This year’s operation, dubbed a crackdown on “Christmas parking”, refers to the prolonged parking of foreign heavy goods vehicles during the festive period, allowing drivers to return home. This is considered a sign of irregular cabotage. On Christmas Eve 2025, the Belgian transport union Ubt-Fgtb asked the country’s enforcement authorities to carry out a series of targeted inspections on trucks registered mainly in Central and Eastern Europe left parked in car parks and industrial areas across Belgium. Checks focused in particular on the port of Ghent and near customers’ premises, where during the holidays dozens of trucks accumulate while drivers return to their home countries by car, minibus or plane.
Ubt-Fgtb president Frank Moreels welcomed the launch of the inspections, stressing in a statement that the operation confirms the presence of foreign companies operating permanently in Belgium without applying the minimum wages and social conditions required by national and European legislation. According to the union, this practice creates unfair competition to the detriment of Belgian hauliers and companies that comply with the rules on the posting of workers.
The inspections were launched under the coordination of the federal minister for the fight against social fraud, Rob Beenders. Labour inspectors recorded the number plates of parked vehicles and then cross-checked the data with automatic number plate recognition systems, the ANPR cameras, to verify the duration and continuity of the trucks’ presence on Belgian territory, an element incompatible with mere transit activity.
Authorities announced around ten operations in December. In addition to document checks, drones were used to locate trucks left in parking areas, while thermal cameras were employed to ascertain whether the driver was present inside the vehicle. According to Tom Peeters, deputy federal secretary of Ubt-Fgtb, this approach is considered essential both for protecting drivers and for defending transport companies that operate in compliance with social legislation.
The union argues that the mass abandonment of foreign-registered trucks shows that many drivers do not actually work in the country where they hold an employment contract, but carry out most of their activity in Belgium and neighbouring states. In such cases, according to Ubt-Fgtb, European rules on posting are not applied, despite requiring pay and working conditions to be aligned with the country where the activity is effectively performed. The obligation to consider the return journey to Belgium as working time, subject to driving and rest time rules, is also recalled.
The 2025 Christmas operation forms part of a broader strategy to combat social fraud in road transport. Past checks in the ports of Zeebrugge and Ghent had already highlighted the scale of the phenomenon, with numerous infringements relating to extended weekly rest taken in the cab, non-compliance with posting rules and drivers’ working conditions. This year’s actions aim to replicate that inspection model at a time when the concentration of vehicles makes checks easier to carry out.
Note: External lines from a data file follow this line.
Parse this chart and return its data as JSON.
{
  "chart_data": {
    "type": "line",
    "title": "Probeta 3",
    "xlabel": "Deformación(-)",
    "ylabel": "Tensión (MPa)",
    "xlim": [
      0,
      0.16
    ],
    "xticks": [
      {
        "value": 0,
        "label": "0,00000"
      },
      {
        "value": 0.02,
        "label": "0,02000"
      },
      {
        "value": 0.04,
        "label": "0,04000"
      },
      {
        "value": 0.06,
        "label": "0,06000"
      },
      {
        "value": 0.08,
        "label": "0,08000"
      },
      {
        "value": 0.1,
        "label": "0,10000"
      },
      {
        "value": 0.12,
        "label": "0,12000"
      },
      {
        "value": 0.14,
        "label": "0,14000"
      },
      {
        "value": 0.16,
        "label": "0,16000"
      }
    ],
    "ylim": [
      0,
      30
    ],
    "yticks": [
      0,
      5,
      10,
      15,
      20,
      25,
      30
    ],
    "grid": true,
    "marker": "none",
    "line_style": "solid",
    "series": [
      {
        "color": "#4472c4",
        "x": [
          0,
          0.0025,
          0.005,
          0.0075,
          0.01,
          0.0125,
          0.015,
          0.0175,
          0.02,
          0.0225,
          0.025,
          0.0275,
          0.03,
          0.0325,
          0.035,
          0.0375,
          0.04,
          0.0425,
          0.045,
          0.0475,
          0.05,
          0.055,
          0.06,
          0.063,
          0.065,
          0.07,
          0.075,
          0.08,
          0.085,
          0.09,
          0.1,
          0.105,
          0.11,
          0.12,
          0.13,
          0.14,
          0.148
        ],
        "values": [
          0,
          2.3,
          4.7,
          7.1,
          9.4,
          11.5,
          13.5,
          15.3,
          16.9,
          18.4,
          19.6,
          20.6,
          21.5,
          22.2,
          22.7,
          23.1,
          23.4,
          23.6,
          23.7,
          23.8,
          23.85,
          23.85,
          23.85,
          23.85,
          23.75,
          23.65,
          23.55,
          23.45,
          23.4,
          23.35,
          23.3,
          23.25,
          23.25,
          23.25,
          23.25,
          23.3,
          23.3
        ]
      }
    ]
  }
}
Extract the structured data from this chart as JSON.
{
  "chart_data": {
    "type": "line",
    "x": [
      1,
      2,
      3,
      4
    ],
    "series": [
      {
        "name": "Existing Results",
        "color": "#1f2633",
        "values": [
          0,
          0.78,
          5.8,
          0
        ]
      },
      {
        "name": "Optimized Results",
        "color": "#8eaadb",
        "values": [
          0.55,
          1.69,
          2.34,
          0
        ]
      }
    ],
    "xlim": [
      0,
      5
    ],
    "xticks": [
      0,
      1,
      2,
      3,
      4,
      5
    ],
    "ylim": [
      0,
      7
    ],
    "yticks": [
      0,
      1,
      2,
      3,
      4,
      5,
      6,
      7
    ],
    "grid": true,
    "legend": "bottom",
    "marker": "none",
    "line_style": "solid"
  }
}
Alongside transport companies, Ubt-Fgtb is now calling for the direct involvement of Belgian clients. According to the union, major economic players view transport purely as a cost to be squeezed, often through long subcontracting chains that obscure responsibilities. The demand is to introduce joint liability for clients with regard to irregularities along the logistics chain and to limit the use of subcontracting, in order to restore fair competitive conditions in the market.